Vail Resorts called the project “one of the most ambitious resort development opportunities in Europe,” and said Sawiris invested more than $1.3 billion in Swiss currency into the surrounding base area and over $150 million into the ski resort.



“The extensive investments that ASA and the Sawiris family have made in both the base area and the mountain have created a high-end experience with significant capacity for growth from guests from Switzerland, the United Kingdom, other parts of Europe and around the world,” said Vail Resorts CEO Kirsten Lynch in a statement announcing the news.

For Vail Resorts, Sawiris’ moves should look familiar. In acquiring Park City Mountain Resort and Canyons in 2014, Vail Resorts’ first major capital project involved combining the two ski areas, a move the company perfected two decades earlier after it acquired Arrowhead resort and joined it with Beaver Creek via chairlifts in Bachelor Gulch.

Vail Resorts’ growth from becoming the owner of one ski area to the owner of many started with some of those projects. In 1980 the company, then called Vail Associates, had been working for nearly a decade to open Beaver Creek.
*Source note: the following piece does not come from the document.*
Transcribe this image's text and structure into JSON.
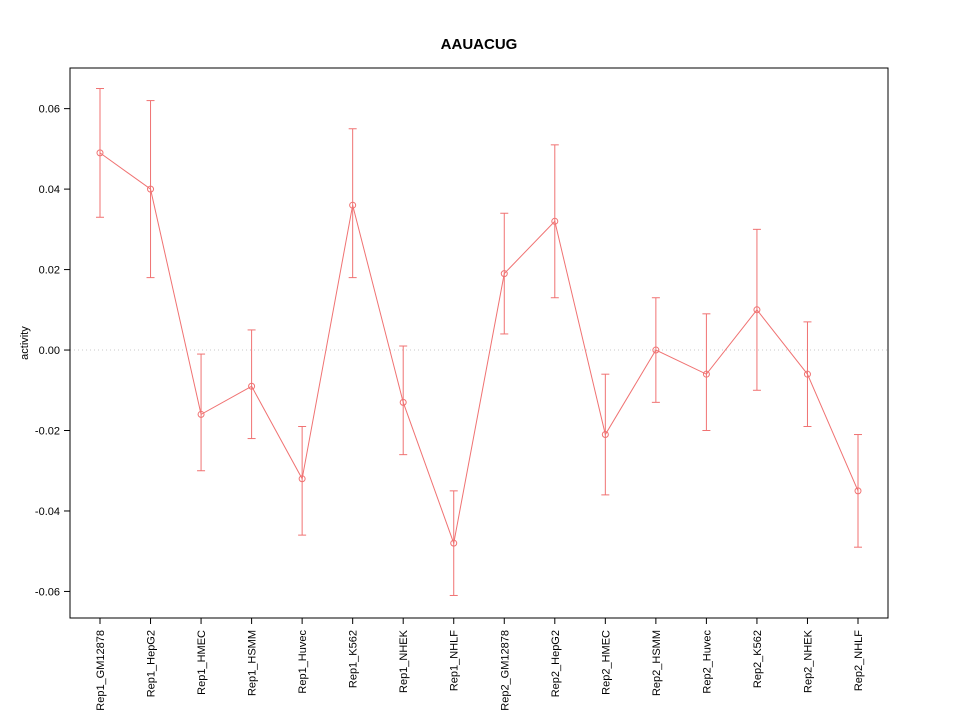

Sports Illustrated, in a 1980 story about the new opening, posited that Beaver Creek “could be the last resort” in the U.S., saying “there is no guarantee that there will be another laid out on the scale of Beaver Creek — a first-class ‘destination resort’ to rival the country’s best and biggest: Aspen, Vail, Sun Valley.”

A snowboarder glides through powder on the Gurschen glacier above Andermatt in central Switzerland. Vail Resorts has entered into an agreement to purchase a majority stake in Andermatt-Sedrun Sport AG from Andermatt Swiss Alps AG, marking the company’s first strategic investment in a ski resort in Europe.
Urs Flueeler/KEYSTONE via AP

And Sports Illustrated has been proven correct. In recent decades the ski industry in the U.S. has had a much easier time expanding the boundaries of existing ski areas than opening new ones.

After opening Beaver Creek, however, expansion of the ski area proved to be a difficult proposition for Vail Associates; the company filed for bankruptcy in 1991 and was taken over by Apollo Ski Partners in 1992. One of the new company’s major projects was to purchase nearby Arrowhead ski area and combine it with Beaver Creek via new lift development in Bachelor Gulch.

The new company was “charging ahead,” as noted by Vail founder Pete Siebert in his book “Triumph of a Dream.” The benefits weren’t only being realized by skiers hoping to move farther via chairlifts — more profits were being ushered in, as well.

Years later, part of the benefit of combining Canyons and PCMR would also be the generation of more revenue for the company, then-CEO Rob Katz told the Salt Lake Tribune in 2014.

“We expect to generate significant additional EBITDA growth as we implement our plans to combine the ski experience of Park City Mountain Resort and Canyons into the largest mountain resort in the United States with over 7,000 acres of skiable terrain,” Katz said.

“We believe the combined resort, with an unparalleled location in Park City, will attract destination skiers from across the United States and around the world and will drive season-pass sales, visitation and ancillary business,” he added. “This is truly a transformative acquisition for Vail Resorts.”

Today, as Vail Resorts prepares for another transformative acquisition in entering the European ski market, the company is once again eyeing the profit potential of two newly combined ski areas.

“Vail Resorts anticipates significant EBITDA growth over time from the expansion of the village bed base, the mountain investments and capacity expansions, and the inclusion of the resort on the Epic Pass products,” the company said Sunday in announcing the new deal with Andermatt-Sedrun Sport AG. “Subject to the timing of capital project approvals and completion, Vail Resorts anticipates that with its CHF 110 million investment and the inclusion on the Epic Pass, the resort is expected to generate over CHF 20 million of annual EBITDA in five to seven years, including the impact from incremental Epic Pass sales.”